But poverty and its consequences is a major factor. If a kid does not have a warm, calm, supportive place to eat, live and sleep, that child is not going to be ready to learn when he or she arrives in the classroom no matter how qualified the teacher. For that reason, I’m pleased that the state has “taken over” the Lawrence Public Schools because now we will see that it doesn’t really make any difference. What will the “state” do differently, other than continue to scapegoat teachers and helplessly ignore the reality that the problems in public education are caused primarily by factors outside of the four walls of the school.
One reason that public education is so costly is that the only way that teachers have a chance in their classrooms is if they have a comprehensive support system of social workers, guidance councilors, security guards and other specialists who can tackle all the problems that the kids carry to school with them, problems that in a perfect world, wouldn’t exist or would be dealt with in the home or the church or the neighborhood. Those external entities either don’t exist anymore or are ineffective, so now it all falls on the school.
After which Paul observed that Pat Mogan had long voiced the need to have not only schools, but the entire community, step up and provide the necessary support:
Dr. Patrick J. Mogan’s education revolution in Lowell, dating from the late 1960s, was predicated on the idea of improving what he called “the 80 percent factor,” meaning that part of the student’s experience that occurs outside the classroom. Pat was convinced that the school setting accounted for about 20 percent of successful learning. He and the community radicals from the Model Cities Education Component and Human Services Corp. of the 1970s envisioned a city-scale urban laboratory for teaching and learning.
Drilling down farther into the concept, they conceived of a “center for human development,” an experimental place or “school” that would integrate all services needed by families and children so that the classroom was not compartmentalized.
What we know as the national park in Lowell grew out of the broad notion of “the educative city”–using the immediate environment as a classroom without walls for lifelong learning.

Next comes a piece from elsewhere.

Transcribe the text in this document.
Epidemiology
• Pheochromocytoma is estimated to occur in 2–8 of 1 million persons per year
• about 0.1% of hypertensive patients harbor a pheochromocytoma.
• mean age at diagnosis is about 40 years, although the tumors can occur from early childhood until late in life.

Pat quoted education theorist Jerome Bruner who promoted “active learning” and “believed learning and problem solving emerged out of exploration.” In an interview with me when he was in his 70s, Pat said he “had the concept for years of making the 80 percent factor a school, a school in a different sense, but a learning environment that was going to help people when they got in to the 20 percent factor, the school–and I’m still consumed with that idea.” Now in his 90s, Dr. Mogan is still passionate about helping people learn.
Given the on-going global recession and all the resulting cuts in government spending, it would be easy to conclude that the resources needed to, in the words of Ladd and Fiske, “provide poor students with the social support and experiences that middle class students enjoy as a matter of course” simply aren’t available right now. But that’s not true. New and greater governmental expenditures aren’t available now, that much is true. But throughout the community there are countless entities, governmental and non-profit especially, that provide the type of services needed to bring students from poor families onto the same level as their better-off peers. The problem is that most of these entities operate in isolation or with loose coordination at best. What is needed is some kind of resource czar who could cut through the red tape and the turf battles and efficiently coordinate the existing resources so that they are more efficiently delivered to those who need them. That wouldn’t cost anything extra but it would have the potential to yield a great return. Unfortunately, also would require a degree of selflessness and strategic thinking that has proven completely elusive in our society.